GPU Estimate

Most of the AI models are now scaled run efficiently on multiple GPUs. So, estimating GPU memory and compute time is important while submitting a proposal to NAIRR Pilot program to avoid out-of-memory (OOM) errors and unecessary wastage

Esimating GPU Memory for Inference

Estimated GPU VRAM in GB = 2x model parameters (in billions) + 1x context length (in thousands)

For example, for StableCode with 3 billion parameters and 16k context length, we estimate 6GB for model weights + 16GB for overhead, totaling 22 GB estimated to run inference. A model like this should fit on an A100 or H100 for inference.

This estimate assumes fp16 (half-precision). Quantization to lower precisions (8-bit, 4-bit, etc) will reduce memory requirements.

Estimating GPU Memory Usage for Training

Estimated GPU VRAM in GB = 40x model parameters (in billions)

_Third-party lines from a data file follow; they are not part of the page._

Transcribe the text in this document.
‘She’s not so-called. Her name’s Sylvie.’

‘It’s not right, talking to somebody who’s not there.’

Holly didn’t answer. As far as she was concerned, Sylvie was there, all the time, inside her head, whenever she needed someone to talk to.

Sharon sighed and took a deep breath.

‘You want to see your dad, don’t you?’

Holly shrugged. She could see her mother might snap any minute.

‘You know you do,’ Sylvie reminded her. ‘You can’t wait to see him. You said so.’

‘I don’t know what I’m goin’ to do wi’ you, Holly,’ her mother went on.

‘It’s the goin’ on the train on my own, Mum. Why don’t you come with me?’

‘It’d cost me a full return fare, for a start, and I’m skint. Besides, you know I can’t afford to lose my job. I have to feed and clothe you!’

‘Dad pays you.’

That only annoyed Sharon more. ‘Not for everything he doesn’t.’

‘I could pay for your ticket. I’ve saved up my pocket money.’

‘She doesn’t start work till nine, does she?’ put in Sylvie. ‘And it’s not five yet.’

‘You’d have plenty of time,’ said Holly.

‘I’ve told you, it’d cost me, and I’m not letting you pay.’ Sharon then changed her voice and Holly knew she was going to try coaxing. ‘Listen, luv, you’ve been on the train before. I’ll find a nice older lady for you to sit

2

For example, for LLaMA-3 with 7 billion parameters, we estimate minimum 280GB to train it. This exceeds the VRAM of even a single H100 accelerator, requiring distributed training. See HOWTO: PyTorch Fully Sharded Data Parallel (FSDP) for more details.

To note: The training estimate assumes transformer-based architecture with Adam optimizer using mixed-precision (32bit and 16bit weights used) and is extrapolated from results here: Microsoft Deepspeed.

Activation checkpointing can reduce the memory demands, at the cost of increasing runtime.